- DVD cover
- Directed by: Sabapathy Dekshinamurthy
- Screenplay by: Sabapathy Dekshinamurthy
- Story by: Chandra Sekhar Yeleti
- Produced by: Prakash Raj
- Starring: Jayavarma Rashmi Murali Prakash Raj Sundar Mukesh Vinod
- Cinematography: M. V. Panneerselvam
- Music by: Kalyani Malik
- Production company: Duet Movies
- Release date: 19 September 2003;
- Country: India
- Language: Tamil

= Naam (2003 film) =

Naam ( We) is a 2003 Indian Tamil language crime thriller film directed by Sabapathy Dekshinamurthy.

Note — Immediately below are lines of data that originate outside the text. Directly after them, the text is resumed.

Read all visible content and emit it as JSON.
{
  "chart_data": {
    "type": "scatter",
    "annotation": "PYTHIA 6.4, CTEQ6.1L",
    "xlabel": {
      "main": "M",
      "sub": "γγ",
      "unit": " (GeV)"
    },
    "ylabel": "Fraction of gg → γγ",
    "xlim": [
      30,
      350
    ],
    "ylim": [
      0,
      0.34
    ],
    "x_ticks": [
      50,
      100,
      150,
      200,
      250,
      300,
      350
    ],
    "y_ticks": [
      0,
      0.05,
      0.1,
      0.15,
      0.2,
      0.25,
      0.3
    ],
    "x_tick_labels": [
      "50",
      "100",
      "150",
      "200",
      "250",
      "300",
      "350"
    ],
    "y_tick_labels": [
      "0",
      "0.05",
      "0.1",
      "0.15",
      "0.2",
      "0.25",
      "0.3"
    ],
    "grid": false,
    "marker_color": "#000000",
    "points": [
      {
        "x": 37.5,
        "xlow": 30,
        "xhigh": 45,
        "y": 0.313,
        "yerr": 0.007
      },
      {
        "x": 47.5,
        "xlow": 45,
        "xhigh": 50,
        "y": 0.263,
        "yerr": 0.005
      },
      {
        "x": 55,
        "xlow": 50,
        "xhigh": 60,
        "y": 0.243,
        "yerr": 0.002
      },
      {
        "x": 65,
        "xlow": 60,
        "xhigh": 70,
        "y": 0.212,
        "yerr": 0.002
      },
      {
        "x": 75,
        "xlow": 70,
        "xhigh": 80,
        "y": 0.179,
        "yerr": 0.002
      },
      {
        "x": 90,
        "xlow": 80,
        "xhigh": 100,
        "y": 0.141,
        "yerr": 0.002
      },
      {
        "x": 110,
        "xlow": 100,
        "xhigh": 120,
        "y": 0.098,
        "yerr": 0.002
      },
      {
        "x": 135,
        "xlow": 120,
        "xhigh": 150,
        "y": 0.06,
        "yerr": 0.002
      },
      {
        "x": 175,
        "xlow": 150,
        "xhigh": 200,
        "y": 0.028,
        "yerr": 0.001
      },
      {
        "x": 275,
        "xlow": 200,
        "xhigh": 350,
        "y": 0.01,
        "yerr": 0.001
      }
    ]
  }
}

The film is produced Prakash Raj, who himself starred in an antagonistic role, while an ensemble cast of newcomers including Jayavarma, Rashmi Murali, Sundar, Mukesh and Vinod formed primary roles. The film was released on 19 September 2003. It is a remake of Telugu film Aithe.

== Production ==
The film featured five newcomers including Jayavarma (Disco Shanti's brother) and Rashmi Murali (daughter of Jaya Murali). The film was launched on 6 July 2003.

== Soundtrack ==
Soundtrack had only one song composed by Kalyani Malik who composed the original film.
- Kanavugal – Maragathamani

== Reception ==
Malathi Rangarajan of The Hindu wrote, "Prakashraj and Saba Kailash can be proud of their offering that sends across a positive message to the youth." Sify wrote, "The cinematography looks good and debutant Kalyani Mallick's music is average. On the whole, director Sabha Kailash has handled this action packed film well". Malini Mannath of Chennai Online noted that "A thriller, it's worth a watch, for i [sic] novel script and treatment, the twist in the story, and the freshness of the lead players".